Lemmatization is a text pre-processing approach that is widely utilized in Natural Language Processing (NLP) and machine learning in general. We strive to reduce a given term to its base word in both stemming and lemmatization. The root word is referred to as a stem in the stemming process and a lemma in the lemmatization process. To arrive at the stem of the word, a portion of the word is simply sliced off at the tail end. There are several methods used to determine how many letters must be removed, however, the algorithms do not understand the meaning of the word in the language to which it belongs. The algorithms in lemmatization, on the other hand, have this information. Indeed, one might argue that these algorithms consult a dictionary to determine the meaning of a word before reducing it to its core word, or lemma. As a result, a lemmatization algorithm will recognize that the word better is derived from the word good, and hence the lemme is excellent. The process of gathering together words that have the same root or lemma but have various inflections or derivatives of meaning so they may be evaluated as one item is referred to as lemmatization. The process of lemmatization tries to remove inflectional suffixes and prefixes to reveal the dictionary form of the word. Some key applications of lemmatization are:
- Sentiment Analysis
Sentiment analysis is the study of people’s messages, reviews, or remarks to determine how they feel about something. The text is lemmatized before it is studied.
Lemmatization can be used to analyze biological texts morphologically. The Biolemmatizer tool was created specifically for this purpose. It generates lemmas based on a word lexicon. However, if the term is not in the lexicon, it sets rules that convert the word into a lemma.
- Search Engines
Lemmatization is used by search engines such as Google to give better, more relevant results to their consumers. When users submit queries to the search engine, the engine will automatically lemmatize the words in the queries to understand the search term and offer relevant and complete results. Lemmatization even allows search engines to map documents, allowing them to present relevant results and even extend them to include additional information that users may find beneficial.
- Information Retrieval Environments
Lemmatizing is used to map materials to common subjects and to present search results. To do this, it indexes when the number of documents increases significantly.
- Document Clustering
Document clustering (also known as text clustering) is a type of group analysis performed on text texts.

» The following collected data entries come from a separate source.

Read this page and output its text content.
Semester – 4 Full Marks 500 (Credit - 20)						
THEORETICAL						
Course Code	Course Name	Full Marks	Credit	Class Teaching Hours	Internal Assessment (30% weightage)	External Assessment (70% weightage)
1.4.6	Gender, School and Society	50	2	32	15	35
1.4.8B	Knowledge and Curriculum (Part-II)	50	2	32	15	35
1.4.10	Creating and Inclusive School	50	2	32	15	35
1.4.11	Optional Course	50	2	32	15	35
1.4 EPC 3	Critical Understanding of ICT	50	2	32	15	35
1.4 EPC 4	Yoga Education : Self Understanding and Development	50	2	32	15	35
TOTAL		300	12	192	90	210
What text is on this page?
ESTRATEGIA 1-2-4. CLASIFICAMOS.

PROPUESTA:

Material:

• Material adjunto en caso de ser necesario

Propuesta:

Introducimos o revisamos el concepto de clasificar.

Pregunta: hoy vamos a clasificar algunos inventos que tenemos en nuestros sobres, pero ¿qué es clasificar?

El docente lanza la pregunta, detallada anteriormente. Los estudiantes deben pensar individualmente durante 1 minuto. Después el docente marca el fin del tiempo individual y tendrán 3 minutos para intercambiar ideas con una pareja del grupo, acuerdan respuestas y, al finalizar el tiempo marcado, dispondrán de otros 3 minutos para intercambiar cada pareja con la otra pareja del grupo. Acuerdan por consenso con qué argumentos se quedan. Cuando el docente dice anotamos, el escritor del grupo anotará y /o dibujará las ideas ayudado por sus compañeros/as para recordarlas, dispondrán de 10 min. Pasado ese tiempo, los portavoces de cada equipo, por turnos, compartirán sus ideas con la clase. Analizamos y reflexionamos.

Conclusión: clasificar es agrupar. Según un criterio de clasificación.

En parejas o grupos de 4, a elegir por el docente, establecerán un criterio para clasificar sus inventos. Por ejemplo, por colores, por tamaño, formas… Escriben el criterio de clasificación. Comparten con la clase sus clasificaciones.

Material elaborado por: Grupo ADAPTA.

Its most important uses are topic extraction and quick information retrieval. Both stemming and lemmatization are used to reduce the number of tokens required to communicate the same information, hence improving the overall technique. Following pre-processing, features are determined by estimating the frequency of each token, and clustering algorithms are employed.
Both lemmatization and stemming are substantially more complicated. There are some situations where the cost of lemmatization is completely justified, and in fact, lemmatization is required. Stemming is a speedier procedure than lemmatization since it slices words without understanding their context in the sentences in which they appear. Lemmatization is a dictionary-based technique, whereas stemming is a rule-based one. In addition, stemming has a lesser degree of precision than lemmatization.